To solve these algebraic problems, understanding operations such as addition, subtraction, multiplication, and division is crucial. These operations help simplify complex expressions and solve equations step by step.
In function composition problems, algebra is super important because it helps us manipulate expressions as we compose one function with another. Knowing algebraic operations lets us rearrange and solve the resulting expressions effectively. By doing this, we're able to find the resulting outputs of function compositions, as shown in this exercise.

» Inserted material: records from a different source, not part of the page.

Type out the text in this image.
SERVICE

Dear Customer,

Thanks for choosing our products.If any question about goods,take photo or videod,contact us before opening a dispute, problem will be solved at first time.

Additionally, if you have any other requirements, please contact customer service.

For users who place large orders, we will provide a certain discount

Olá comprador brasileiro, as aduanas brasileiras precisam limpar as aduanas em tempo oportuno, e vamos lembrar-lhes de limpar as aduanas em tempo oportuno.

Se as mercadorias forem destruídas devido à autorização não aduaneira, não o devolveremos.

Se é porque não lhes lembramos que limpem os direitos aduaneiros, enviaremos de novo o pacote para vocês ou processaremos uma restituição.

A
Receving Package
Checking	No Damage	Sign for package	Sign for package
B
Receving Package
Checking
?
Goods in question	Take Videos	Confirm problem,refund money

Polynomials are an integral part of algebra and are mathematical expressions involving sums of powers in one or more variables multiplied by coefficients. For example, in the given problem, \(h(x) = x^3 + x^2 + x + 1\) is a polynomial.
Polynomials can have various degrees based on the highest power of the variable. Here, the degree is 3, as the highest power of \(x\) is \(x^3\).
When working with polynomials, key arithmetic operations include:

• Addition and subtraction of like terms
• Multiplication to expand products
• Division, often to simplify expressions

In this function composition problem, understanding how to handle polynomial expressions is vital. Each function's output is a polynomial, and when composing the functions, we combine them by substituting one polynomial into another, requiring careful algebraic manipulation.

Understanding mathematical functions is essential in many areas of math, including algebra and calculus. A function is a relation between a set of inputs and a set of possible outputs. Each input is related to exactly one output.
In this problem, we dealt with two functions:

• \(g(x) = 2x\)
• \(h(x) = x^3 + x^2 + x + 1\)

Function composition is a method used to combine two functions. For function composition, we "plug" one function into another. This essentially means taking the output of one function and using it as the input to another.
The notation

• \([g \circ h](x) = g(h(x))\)
• \([h \circ g](x) = h(g(x))\)

indicates function composition. By understanding how inputs and outputs interact, you can predict the behavior of complex functions created through composition, like those we solved for in this example.